Une prise en main plutôt facile et rapide
Les premiers retours à chaud de Delphine Reguer mais aussi de trois de ses collègues (Laëtitia Bonnouvriée du CH psychiatrique de Rouffach en Alsace, Gaëlle Gabriel du CH d'Annecy-Genevois en Haute-Savoie et Pierrick Boissel du centre médico-psychologique de Douarnenez dans le Finistère) confirment le «potentiel» de l'IA là où l'historique tableur s'avère effectivement «assez laborieux» dans son utilisation. Pour les dix cadres amenés à plancher sur l'IA, l'outil testé leur a été affecté de façon totalement arbitraire en amont de cette journée. Ils ont ensuite bénéficié d'une demi-journée d'acculturation. Pour autant, c'est bel et bien une "page à blanc" qui s'offrait à eux le moment venu, imposant de construire une matrice avant d'affiner leur travail comme pour leurs collègues sur tableur finalement. En tout cas, l'utilisation des outils d'IA s'est révélée somme toute relativement «facile» et le rendu «rapide», passée une phase de paramétrage.

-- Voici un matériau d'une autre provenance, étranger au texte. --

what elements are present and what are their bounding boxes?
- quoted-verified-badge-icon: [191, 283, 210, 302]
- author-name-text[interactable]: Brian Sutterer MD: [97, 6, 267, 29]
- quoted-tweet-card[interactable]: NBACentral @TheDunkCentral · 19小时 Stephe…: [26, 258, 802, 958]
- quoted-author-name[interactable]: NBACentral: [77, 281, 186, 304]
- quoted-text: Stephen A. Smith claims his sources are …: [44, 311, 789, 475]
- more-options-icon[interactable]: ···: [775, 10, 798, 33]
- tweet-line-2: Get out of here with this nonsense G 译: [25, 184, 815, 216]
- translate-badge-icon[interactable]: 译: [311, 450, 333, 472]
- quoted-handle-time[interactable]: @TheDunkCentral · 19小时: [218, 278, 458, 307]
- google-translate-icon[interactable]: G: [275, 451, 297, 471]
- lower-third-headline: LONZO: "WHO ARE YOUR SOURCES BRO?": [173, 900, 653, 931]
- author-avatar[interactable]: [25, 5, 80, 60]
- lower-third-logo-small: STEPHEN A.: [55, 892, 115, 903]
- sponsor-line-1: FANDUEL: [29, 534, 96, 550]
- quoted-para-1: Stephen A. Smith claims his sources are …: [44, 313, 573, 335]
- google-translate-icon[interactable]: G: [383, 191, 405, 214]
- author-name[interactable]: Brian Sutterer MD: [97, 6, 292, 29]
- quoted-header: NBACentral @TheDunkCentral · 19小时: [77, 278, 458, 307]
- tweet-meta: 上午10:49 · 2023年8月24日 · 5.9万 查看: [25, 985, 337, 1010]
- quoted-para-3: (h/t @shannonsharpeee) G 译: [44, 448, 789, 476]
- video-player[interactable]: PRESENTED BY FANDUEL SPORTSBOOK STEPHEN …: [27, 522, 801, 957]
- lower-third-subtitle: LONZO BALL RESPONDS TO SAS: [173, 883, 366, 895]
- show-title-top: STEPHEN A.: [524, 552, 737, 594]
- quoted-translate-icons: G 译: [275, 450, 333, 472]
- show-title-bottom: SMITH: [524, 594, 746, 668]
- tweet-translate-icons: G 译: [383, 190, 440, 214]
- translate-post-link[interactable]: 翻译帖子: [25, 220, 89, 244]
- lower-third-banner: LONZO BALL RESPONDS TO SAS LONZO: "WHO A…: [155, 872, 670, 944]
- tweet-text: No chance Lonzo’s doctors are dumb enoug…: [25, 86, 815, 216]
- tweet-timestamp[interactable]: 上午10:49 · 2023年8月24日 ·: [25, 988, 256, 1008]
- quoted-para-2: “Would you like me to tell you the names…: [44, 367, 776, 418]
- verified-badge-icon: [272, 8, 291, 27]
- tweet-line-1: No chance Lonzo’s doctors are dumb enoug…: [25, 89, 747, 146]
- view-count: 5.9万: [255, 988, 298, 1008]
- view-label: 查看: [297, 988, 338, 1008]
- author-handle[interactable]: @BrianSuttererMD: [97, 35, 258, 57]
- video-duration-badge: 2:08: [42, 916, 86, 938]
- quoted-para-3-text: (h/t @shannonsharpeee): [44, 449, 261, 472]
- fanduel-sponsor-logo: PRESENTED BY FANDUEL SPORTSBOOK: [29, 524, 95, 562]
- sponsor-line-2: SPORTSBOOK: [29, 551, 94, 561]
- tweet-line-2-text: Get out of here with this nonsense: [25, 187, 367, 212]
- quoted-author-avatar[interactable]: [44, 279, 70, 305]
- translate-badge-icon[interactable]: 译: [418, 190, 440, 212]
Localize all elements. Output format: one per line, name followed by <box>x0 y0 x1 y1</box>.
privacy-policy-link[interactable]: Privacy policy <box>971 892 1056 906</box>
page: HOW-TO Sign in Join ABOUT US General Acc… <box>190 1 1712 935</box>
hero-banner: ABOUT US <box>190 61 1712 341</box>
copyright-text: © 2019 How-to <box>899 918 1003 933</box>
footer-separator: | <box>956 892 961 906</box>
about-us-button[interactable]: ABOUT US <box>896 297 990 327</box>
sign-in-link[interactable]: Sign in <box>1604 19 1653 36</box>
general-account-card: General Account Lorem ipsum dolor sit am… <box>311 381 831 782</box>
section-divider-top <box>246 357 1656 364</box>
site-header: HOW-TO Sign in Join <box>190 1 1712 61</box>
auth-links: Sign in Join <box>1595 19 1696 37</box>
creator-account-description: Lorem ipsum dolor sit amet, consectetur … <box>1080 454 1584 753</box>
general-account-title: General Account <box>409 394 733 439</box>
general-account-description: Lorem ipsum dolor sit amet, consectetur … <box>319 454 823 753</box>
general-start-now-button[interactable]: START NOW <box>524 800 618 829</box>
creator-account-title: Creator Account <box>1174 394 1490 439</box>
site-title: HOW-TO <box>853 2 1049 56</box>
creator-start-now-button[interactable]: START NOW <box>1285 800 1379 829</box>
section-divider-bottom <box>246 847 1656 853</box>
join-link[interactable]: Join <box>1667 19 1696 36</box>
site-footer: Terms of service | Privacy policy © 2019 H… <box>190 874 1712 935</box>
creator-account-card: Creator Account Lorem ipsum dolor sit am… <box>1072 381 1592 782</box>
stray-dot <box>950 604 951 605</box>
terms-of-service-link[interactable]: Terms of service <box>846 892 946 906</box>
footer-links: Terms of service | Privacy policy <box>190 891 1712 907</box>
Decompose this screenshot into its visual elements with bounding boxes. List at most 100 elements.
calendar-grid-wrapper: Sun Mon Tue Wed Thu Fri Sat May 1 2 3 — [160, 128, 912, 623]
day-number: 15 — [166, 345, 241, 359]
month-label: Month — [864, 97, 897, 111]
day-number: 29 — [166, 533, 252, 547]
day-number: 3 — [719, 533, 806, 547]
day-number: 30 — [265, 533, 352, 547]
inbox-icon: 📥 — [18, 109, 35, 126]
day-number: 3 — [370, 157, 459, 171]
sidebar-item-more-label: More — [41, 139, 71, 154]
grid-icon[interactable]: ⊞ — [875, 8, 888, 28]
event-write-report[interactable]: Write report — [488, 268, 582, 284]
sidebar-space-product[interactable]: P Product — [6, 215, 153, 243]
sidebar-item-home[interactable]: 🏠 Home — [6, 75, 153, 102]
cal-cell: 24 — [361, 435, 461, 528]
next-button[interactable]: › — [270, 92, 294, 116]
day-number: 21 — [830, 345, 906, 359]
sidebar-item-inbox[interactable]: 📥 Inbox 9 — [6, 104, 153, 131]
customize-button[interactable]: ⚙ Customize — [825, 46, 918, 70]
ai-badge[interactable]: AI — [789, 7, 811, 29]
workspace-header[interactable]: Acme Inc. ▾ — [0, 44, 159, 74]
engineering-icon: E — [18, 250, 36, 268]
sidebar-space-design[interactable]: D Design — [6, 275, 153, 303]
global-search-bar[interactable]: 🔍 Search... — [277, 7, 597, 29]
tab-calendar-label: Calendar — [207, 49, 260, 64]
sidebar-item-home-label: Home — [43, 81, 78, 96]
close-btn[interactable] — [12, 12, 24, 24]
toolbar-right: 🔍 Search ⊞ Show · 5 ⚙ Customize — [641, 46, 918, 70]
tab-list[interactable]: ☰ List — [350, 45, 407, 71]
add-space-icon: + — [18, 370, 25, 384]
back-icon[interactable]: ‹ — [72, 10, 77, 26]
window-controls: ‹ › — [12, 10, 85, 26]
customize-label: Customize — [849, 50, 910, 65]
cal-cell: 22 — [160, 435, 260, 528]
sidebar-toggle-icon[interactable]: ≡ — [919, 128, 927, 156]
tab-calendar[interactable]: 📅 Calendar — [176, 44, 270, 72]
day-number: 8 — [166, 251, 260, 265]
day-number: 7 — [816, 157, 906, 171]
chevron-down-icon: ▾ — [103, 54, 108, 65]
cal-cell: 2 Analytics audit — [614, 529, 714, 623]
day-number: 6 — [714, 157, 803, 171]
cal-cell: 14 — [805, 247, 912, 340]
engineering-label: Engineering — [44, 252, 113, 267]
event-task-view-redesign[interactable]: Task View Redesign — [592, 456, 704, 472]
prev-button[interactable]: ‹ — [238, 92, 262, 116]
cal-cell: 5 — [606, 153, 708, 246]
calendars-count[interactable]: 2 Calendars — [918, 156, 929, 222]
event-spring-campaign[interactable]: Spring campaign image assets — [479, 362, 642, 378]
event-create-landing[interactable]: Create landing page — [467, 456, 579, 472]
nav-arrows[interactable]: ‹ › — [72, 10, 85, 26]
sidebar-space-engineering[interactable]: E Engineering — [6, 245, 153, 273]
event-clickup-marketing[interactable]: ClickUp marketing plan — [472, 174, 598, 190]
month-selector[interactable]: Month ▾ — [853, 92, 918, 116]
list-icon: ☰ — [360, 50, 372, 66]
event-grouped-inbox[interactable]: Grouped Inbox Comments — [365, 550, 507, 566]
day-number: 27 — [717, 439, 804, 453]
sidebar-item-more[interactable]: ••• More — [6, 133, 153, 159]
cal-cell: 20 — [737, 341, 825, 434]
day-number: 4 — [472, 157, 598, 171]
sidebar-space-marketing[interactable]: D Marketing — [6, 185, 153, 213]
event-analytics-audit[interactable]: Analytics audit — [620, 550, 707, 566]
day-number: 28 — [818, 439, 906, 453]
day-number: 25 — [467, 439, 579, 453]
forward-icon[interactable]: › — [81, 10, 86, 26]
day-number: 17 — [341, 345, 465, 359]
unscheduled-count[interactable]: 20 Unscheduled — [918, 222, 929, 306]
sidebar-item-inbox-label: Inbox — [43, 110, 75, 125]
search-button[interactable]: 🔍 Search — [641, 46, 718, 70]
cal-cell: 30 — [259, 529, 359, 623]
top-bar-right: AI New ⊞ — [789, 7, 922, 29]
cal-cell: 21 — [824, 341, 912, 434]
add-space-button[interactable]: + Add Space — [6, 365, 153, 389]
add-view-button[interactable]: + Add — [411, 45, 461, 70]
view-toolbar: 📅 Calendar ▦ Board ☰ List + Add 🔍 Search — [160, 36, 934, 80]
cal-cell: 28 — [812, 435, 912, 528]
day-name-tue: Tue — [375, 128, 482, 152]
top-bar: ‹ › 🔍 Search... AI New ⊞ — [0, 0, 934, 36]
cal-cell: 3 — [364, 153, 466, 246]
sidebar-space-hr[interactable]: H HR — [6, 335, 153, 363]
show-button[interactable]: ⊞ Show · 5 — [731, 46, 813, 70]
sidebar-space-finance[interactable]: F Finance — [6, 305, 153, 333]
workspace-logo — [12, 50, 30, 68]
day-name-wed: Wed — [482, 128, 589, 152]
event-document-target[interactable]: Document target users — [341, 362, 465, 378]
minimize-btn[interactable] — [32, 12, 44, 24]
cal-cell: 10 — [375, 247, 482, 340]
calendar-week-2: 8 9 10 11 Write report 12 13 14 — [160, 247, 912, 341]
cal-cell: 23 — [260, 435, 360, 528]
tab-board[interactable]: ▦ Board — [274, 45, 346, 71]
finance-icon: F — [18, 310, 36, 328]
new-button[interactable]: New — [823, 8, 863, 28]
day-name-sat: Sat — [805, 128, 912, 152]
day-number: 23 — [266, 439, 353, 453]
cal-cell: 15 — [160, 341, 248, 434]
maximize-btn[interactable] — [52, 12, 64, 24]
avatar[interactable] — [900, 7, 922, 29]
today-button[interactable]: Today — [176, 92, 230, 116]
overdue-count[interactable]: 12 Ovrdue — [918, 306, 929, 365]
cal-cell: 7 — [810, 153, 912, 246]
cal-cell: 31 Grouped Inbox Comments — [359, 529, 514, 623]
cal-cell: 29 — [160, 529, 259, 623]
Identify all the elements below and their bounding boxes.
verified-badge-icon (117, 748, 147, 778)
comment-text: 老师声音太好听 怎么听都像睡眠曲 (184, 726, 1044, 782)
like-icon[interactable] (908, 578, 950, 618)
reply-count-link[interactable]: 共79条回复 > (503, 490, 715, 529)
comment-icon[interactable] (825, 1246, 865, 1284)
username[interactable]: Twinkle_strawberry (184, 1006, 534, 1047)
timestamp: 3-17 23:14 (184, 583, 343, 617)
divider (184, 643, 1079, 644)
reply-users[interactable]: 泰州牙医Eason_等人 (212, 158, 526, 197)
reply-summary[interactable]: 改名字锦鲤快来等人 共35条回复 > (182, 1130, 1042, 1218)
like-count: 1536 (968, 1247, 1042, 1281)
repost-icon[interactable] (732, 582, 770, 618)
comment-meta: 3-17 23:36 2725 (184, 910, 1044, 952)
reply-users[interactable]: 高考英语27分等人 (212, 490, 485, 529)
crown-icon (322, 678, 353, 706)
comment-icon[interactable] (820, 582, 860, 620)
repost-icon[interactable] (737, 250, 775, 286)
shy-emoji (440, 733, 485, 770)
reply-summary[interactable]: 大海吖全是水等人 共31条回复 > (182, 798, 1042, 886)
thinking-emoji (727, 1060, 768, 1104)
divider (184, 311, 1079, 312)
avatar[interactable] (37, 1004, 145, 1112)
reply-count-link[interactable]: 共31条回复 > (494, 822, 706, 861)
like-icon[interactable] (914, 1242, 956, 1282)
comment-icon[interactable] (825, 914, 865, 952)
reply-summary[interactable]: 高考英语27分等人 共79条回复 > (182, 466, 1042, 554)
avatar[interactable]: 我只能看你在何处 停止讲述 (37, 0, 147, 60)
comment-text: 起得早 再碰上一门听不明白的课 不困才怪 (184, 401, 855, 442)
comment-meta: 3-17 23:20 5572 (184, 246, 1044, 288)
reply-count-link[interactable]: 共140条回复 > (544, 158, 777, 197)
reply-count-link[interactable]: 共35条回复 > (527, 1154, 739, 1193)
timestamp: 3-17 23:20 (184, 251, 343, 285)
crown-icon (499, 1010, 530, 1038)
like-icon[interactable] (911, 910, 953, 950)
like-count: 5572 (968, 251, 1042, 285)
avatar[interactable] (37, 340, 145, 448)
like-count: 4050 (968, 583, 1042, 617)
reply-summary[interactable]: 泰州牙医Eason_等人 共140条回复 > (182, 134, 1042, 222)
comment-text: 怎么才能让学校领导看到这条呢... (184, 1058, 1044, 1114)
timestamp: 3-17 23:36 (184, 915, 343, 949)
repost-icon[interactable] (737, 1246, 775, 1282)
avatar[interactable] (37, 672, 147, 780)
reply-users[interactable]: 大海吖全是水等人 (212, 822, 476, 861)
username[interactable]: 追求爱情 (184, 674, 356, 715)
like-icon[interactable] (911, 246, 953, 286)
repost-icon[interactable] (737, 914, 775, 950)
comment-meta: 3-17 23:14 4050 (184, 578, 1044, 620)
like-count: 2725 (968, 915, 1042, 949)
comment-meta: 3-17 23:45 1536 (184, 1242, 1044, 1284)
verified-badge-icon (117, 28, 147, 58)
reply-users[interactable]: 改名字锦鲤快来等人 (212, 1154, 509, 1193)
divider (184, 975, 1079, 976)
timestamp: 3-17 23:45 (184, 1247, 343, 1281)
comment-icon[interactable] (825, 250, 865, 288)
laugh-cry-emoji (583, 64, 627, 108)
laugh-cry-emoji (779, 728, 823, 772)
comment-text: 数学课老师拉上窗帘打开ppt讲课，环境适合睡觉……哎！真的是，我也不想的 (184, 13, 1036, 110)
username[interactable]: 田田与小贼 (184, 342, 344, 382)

L'espoir de sortir du tout planning
Chez ces manageurs de terrain, qui passent en moyenne deux à trois heures pour élaborer le planning du mois suivant, puis une à deux heures par jour, voire pour plusieurs d'entre eux 50% de leur temps, à l'affiner au fil de l'eau pour intégrer les aléas organisationnels, l'idée sous-jacente est de se redonner du temps pour "accompagner correctement" ses équipes. C'est particulièrement vrai des nouveaux recrutés dans l'optique de les fidéliser. Ils y voient l'opportunité de s'impliquer davantage dans les projets institutionnels, dans la prise en charge des patients, voire de désamorcer avant le point de non-retour certaines situations tendues avec les familles. Enfin, tous en conviennent, c'est l'espoir d'une bulle d'air qui aère un esprit trop souvent surchargé car «Le planning, quand on n'y est pas on y pense. Ça phagocyte notre énergie au quotidien».
* Originaires de différentes régions métropolitaines et pour l'un d'entre eux d'outre-mer, les vingt cadres de santé retenus opèrent aussi bien dans le public que le privé et dans le sanitaire que le médico-social.